In Singapore, the trustee has a duty to keep confidential the details of the trust. This duty arises both under common law and under the Trust Companies Act.

 

How much trusts cost

Fees are charged on a case-by-case basis, with the two main components being the set-up fee and the annual fee.

According to Mr Luke Peng, the chief executive of SG Trust (Asia), fees vary depending on the complexity of the trust structure, the volume of activity carried out and the size of the assets held.

For instance, for a simple trust that holds US$5 million (S$6.9 million) in assets with minimal transactions, SG Trust's set-up fee starts at US$5,000. The annual fee is based on 0.2 per cent of the assets held, with the minimum fee being US$5,000 to US$7,500.

British and Malayan Trustees (BMT) recently launched a trust aimed at the mass affluent market. This can be started with as little as $50,000 for a set-up fee of $3,000 to $5,000 and an annual fee that might be as low as $1,000.

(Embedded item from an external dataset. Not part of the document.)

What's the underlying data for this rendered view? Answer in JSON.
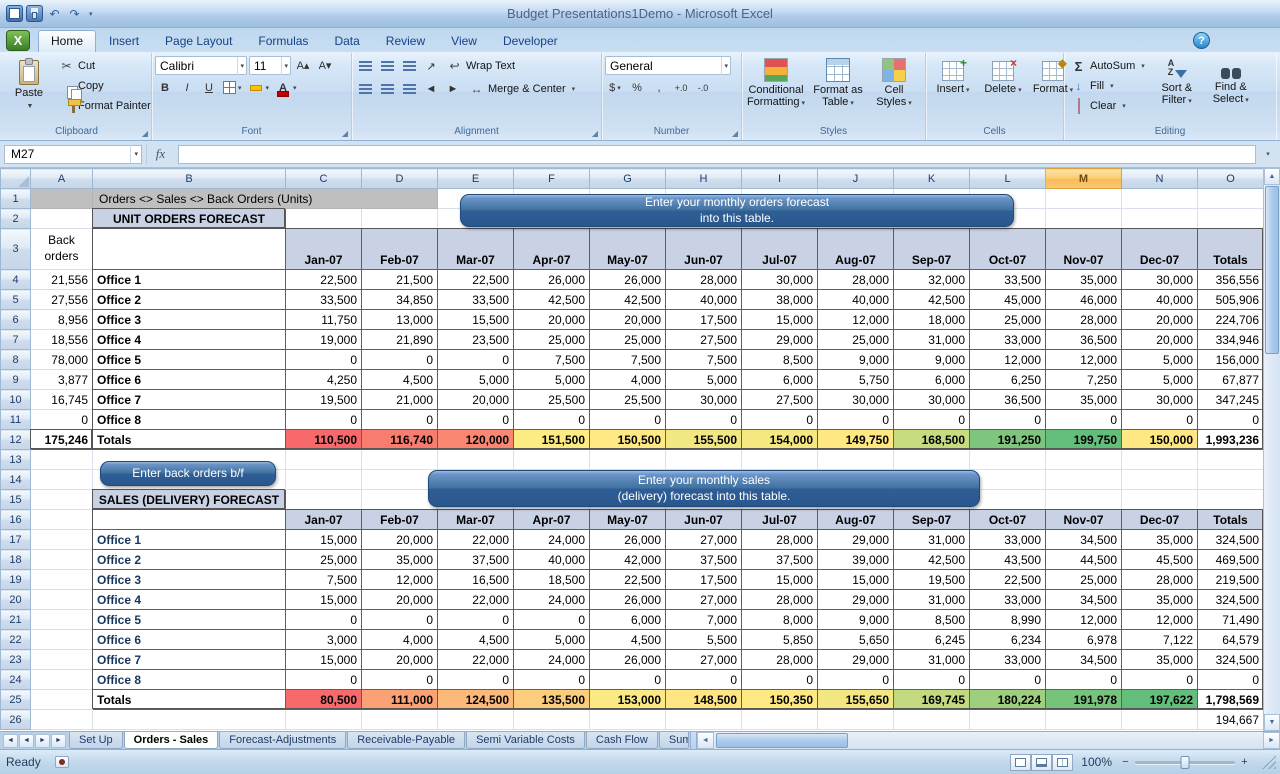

According to its brochure, the BMT Provident Trust caters to individuals who might decide to transfer some of their assets into a trust at a later date.

This is because the time might not be right yet for them to make key decisions about the disposal of their assets.

For trusts with lower initial amounts, the investments will usually be conservative in nature, and could include fixed-term deposits, money market instruments, capital-protected funds and unit trusts.